Tuesday, July 16, 2013

Trayvon Martin and Metanoia


I am beyond words right now thinking about the verdict in the Trayvon Martin case.  I am disgusted, enraged, heartbroken and afraid.  I've always wanted children, but as a black man things like this make me pause and think.  Do I want to bring children into a world like this?  A world where I cannot keep them safe?  A world that will look at their black skin and automatically brand them as menaces?  A world where a 17-year-old honor roll, college bound student walking down the street with a bag of skittles and some ice tea is gunned down and the shooter goes free?

Justice in this life is imperfect, but it's where we start.  Convicting George Zimmerman would have done nothing to bring Trayvon back, but it would have sent out a message to any armed-wanna be-cop out there.  And it could have in some small way started the process of "metanoia" or a conversion of the heart for George Zimmerman and our society.  This is what George Zimmerman needs and this is what our racist, patriarchal, capitalist society needs, a change of heart.  Yet as of today George Zimmerman has never apologized for killing Trayvon Martin.  Why should he?  The courts agree with him in his assertion that he has done nothing wrong.  And this is the most tragic part of the verdict: it gives the George Zimmermans of the world no reason to change and it gives those who agree with him no reason to change either.

The soul of our nation is sick with racism, selfishness, greed, apathy and so many other things.  Without metanoia, without a change of heart, tragedies like this will just keep happening.  And our justice system is not removed from that process of metanoia.  The Civil Rights Acts did not change the hearts and minds of Americans over night, but it did change many hearts and many minds over time.  It began the process of metanoia for people all across the country regarding racism.  George Zimmerman's conviction could have in some small way begun a similar process for a nation still struggling to recognize people of color as full human beings.

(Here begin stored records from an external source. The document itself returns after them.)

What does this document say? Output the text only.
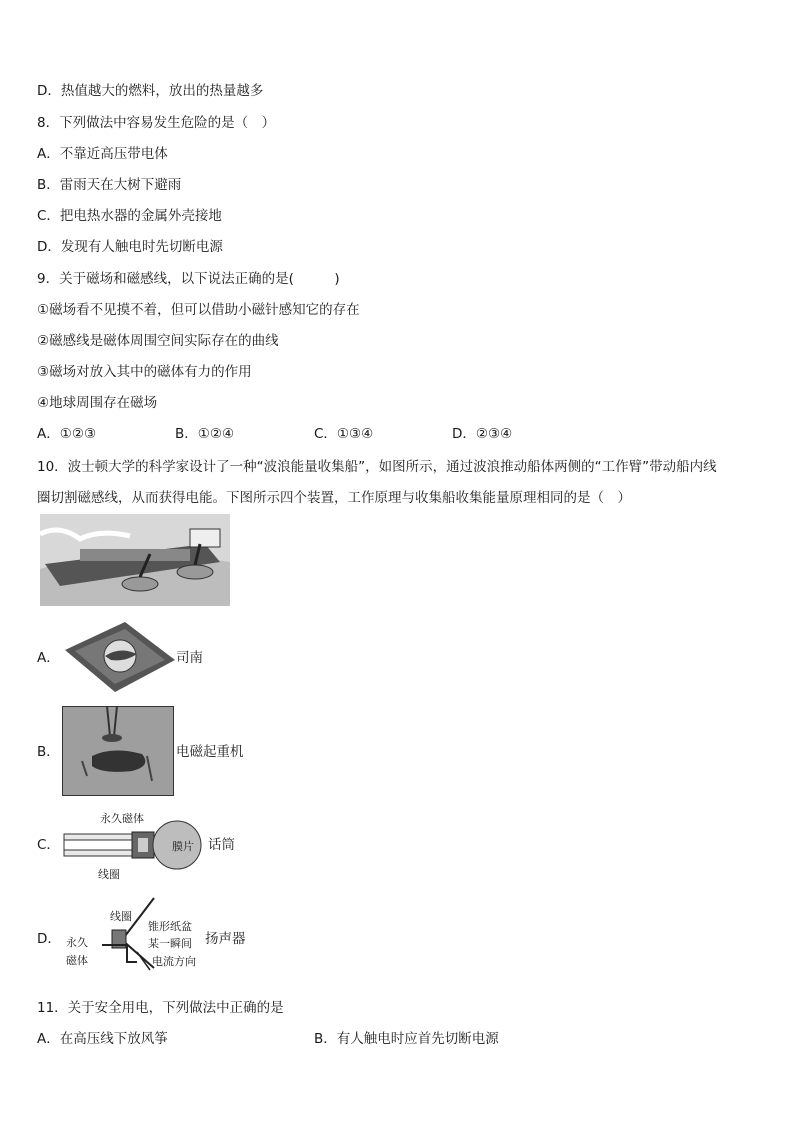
D．热值越大的燃料，放出的热量越多
8．下列做法中容易发生危险的是（　）
A．不靠近高压带电体
B．雷雨天在大树下避雨
C．把电热水器的金属外壳接地
D．发现有人触电时先切断电源
9．关于磁场和磁感线，以下说法正确的是(　　　)
①磁场看不见摸不着，但可以借助小磁针感知它的存在
②磁感线是磁体周围空间实际存在的曲线
③磁场对放入其中的磁体有力的作用
④地球周围存在磁场
A．①②③	B．①②④	C．①③④	D．②③④
10．波士顿大学的科学家设计了一种“波浪能量收集船”，如图所示，通过波浪推动船体两侧的“工作臂”带动船内线
圈切割磁感线，从而获得电能。下图所示四个装置，工作原理与收集船收集能量原理相同的是（　）
A．	司南
B．	电磁起重机
C．
永久磁体
膜片
线圈
话筒
D．
线圈
锥形纸盆
某一瞬间
永久
磁体	电流方向
扬声器
11．关于安全用电，下列做法中正确的是
A．在高压线下放风筝	B．有人触电时应首先切断电源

We are not to wait for God's justice when we get to heaven, we won't need it then.  God's justice starts right here and right now with our frail, limited justice.  This is where we start.  It starts with you and me holding people accountable for the evil they do so that metanoia can become a possibility for the individual and the larger society.


Trayvon, I don't care what anybody says, you did not deserve what happened to you!  May your senseless death help reveal to all of us all the evil lurking in our hearts and lead us to metanoia, lead us to a complete change of heart so that we can create a world where what happened to you will never happen to anyone else ever again.